Casals-Muñoz has not responded several telephone messages and visits by El Nuevo Herald reporters to her house since July 25.
Cabrera’s case has stirred local outrage and has raised new questions about how to address electoral fraud. It has also upset some of the voters whose ballots ended up in Cabrera’s possession last week.
“We don’t know anything,” said a woman who came to the door of a West Hialeah apartment where Cabrera apparently collected three ballots last week.
However, on Saturday, Raúl Coto, 50, told El Nuevo Herald reporters who visited the same apartment that he had handed his ballot, as well as that of his mother’s and his wife’s, to Cabrera. He said that Cabrera offered to take the ballots to the post office.
“She did me the favor because I don’t have the time,” said Coto, who filled out his own ballot.
Several voters who were interviewed by El Nuevo Herald said they had voted to reelect county mayor Carlos Giménez, who is running against Joe Martínez, chairman of the Commission. At least one woman said that she had voted for Giménez after Cabrera’s insistence.
“I didn’t want to vote for the person I voted for, Carlos Giménez,” said Miriam de la Cruz, 71.
She added: “I would like to be able to recover my ballot to vote for Joe Martínez, who I like better for mayor.”
Cabrera had promoted Giménez’s candidacy for weeks and she was arrested a block from his campaign office in Hialeah. Giménez has repeatedly denied that Cabrera worked for his campaign.
Alejandro Abreu, 86, said that Cabrera arrived at his house after his wife Eloísa, 80, called the campaign office of a candidate for county mayor. He didn’t remember the candidate’s name and said that Eloísa could not be interviewed because she was ill.
He added that Cabrera offered to help them with their absentee ballots.

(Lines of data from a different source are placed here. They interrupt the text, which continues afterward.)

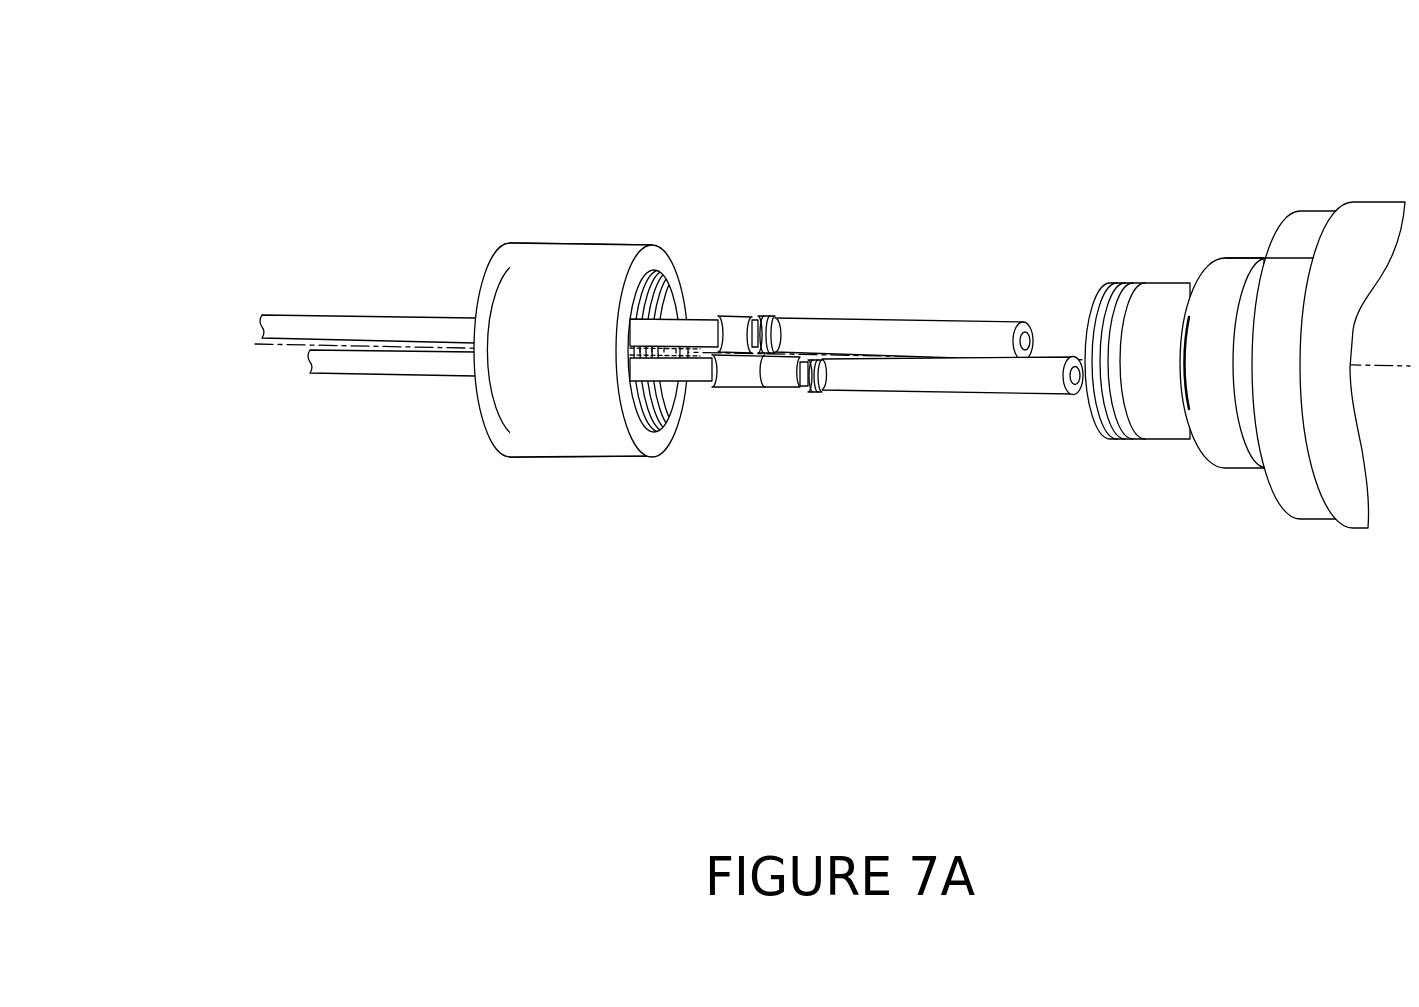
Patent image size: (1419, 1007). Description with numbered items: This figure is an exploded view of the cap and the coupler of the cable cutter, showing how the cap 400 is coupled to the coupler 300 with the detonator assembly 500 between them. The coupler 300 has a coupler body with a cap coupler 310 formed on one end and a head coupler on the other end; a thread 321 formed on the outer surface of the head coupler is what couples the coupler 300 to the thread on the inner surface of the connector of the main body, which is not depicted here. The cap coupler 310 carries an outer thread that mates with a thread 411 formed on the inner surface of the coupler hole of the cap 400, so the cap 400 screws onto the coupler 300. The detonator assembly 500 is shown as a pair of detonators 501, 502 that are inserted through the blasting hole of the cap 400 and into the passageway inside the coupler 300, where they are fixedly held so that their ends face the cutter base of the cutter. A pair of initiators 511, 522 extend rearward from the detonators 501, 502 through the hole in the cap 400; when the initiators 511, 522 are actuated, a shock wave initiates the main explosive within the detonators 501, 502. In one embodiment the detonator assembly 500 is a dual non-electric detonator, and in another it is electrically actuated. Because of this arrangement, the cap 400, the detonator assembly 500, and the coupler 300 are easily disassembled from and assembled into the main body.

The coupler 300 is at (1231, 362).
The cap coupler 310 is at (1233, 263).
The thread 321 is at (1128, 283).
The cap 400 is at (667, 253).
The thread 411 is at (633, 317).
The detonator assembly 500 is at (860, 389).
The detonator 501 is at (1040, 380).
The detonator 502 is at (932, 328).
The initiator 511 is at (352, 362).
The initiator 522 is at (298, 327).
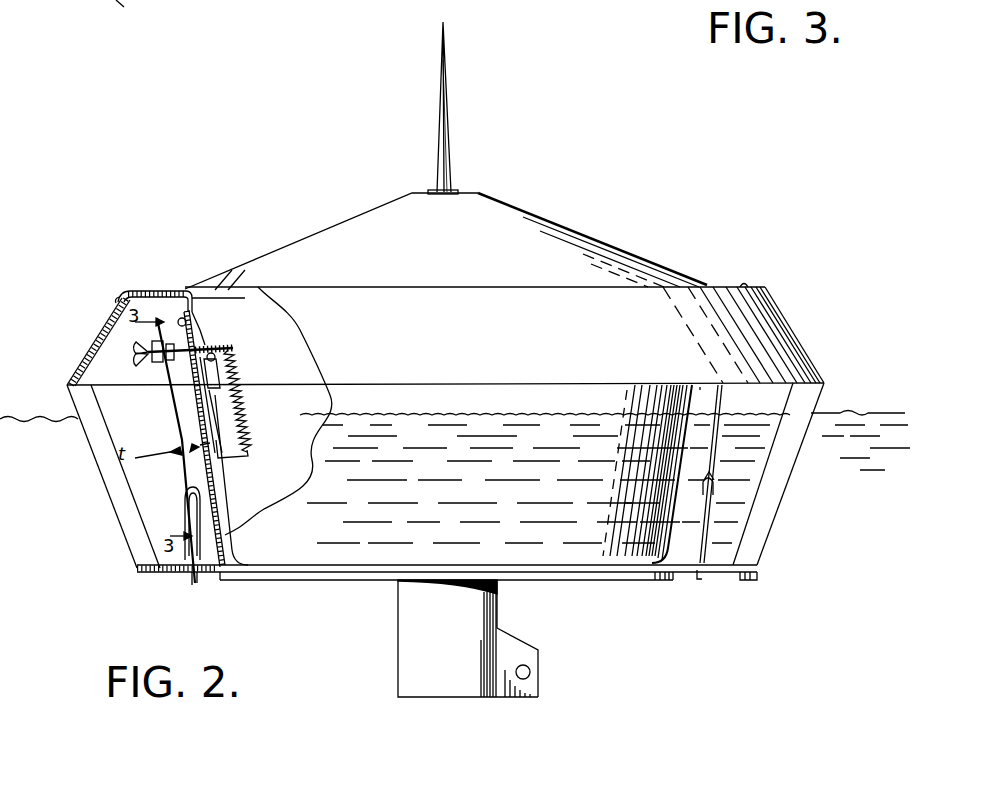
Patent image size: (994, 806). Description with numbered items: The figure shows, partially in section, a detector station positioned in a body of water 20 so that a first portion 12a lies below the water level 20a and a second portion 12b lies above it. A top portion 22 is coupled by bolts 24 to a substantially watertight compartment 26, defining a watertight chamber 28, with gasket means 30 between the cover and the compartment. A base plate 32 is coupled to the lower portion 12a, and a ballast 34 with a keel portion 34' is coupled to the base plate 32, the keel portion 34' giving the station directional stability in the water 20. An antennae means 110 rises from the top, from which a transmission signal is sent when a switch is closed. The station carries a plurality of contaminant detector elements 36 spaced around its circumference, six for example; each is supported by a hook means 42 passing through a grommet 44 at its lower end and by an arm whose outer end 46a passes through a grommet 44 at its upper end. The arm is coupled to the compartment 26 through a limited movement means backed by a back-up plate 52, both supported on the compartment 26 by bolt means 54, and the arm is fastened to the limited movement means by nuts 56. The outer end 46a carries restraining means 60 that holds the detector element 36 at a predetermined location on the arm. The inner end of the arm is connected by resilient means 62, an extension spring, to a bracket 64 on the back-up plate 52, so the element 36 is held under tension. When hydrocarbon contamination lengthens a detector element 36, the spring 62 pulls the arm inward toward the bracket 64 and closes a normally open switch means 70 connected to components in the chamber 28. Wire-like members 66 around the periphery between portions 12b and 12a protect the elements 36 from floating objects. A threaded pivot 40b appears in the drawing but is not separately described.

The antennae means 110 is at (447, 72).
The top portion 22 is at (536, 213).
The bolts 24 is at (160, 290).
The gasket means 30 is at (122, 300).
The second portion 12b is at (800, 300).
The first portion 12a is at (855, 479).
The base plate 32 is at (150, 575).
The hook means 42 is at (184, 583).
The watertight compartment 26 is at (228, 522).
The watertight chamber 28 is at (262, 503).
The body of water 20 is at (44, 519).
The water level 20a is at (866, 412).
The grommet 44 is at (155, 354).
The outer end of the arm means 46a is at (148, 353).
The bolt 40b is at (233, 348).
The restraining means 60 is at (142, 364).
The resilient means 62 is at (222, 386).
The nuts 56 is at (234, 347).
The bolt means 54 is at (215, 297).
The back-up plate 52 is at (196, 328).
The bracket 64 is at (228, 458).
The normally open switch means 70 is at (245, 366).
The contaminant detector elements 36 is at (182, 413).
The wire-like members 66 is at (760, 558).
The ballast 34 is at (478, 638).
The keel portion 34' is at (551, 662).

“She said: ‘Look, we come on behalf of the candidate you called, to help with you fill the ballot,’ ” Abreu said.
He said that Cabrera never recommended voting for a particular candidate. The couple ended up voting for Giménez and handed their ballots to Cabrera.
Other voters, like Josefina Schwiep, 81, said that they relied on Cabrera’s help and advice.
Schwiep said that during the last presidential elections, Cabrera knocked on Schwiep’s door, offering to take her to the voting poll or help her with her absentee ballot.
“She took me the first time to vote there on 49th Street,” said Schwiep, who spoke to Miami Dade detectives on Tuesday. “Then later, when they sent me the absentee ballot so that I wouldn’t have to go all the way there, I called her and told her: ‘Hey, I have received the absentee ballot. Come.’ ”
Schwiep said that since she does not know the politicians, she asked Cabrera to help her decide whom to vote for.
“I told her, ‘Well, how do I do this? Because the truth is that I don’t know who to vote for,’ But I saw the names and told her, ‘Which one is this?’ She guided me, but I was the one marking the ballot. When we finished, I signed.”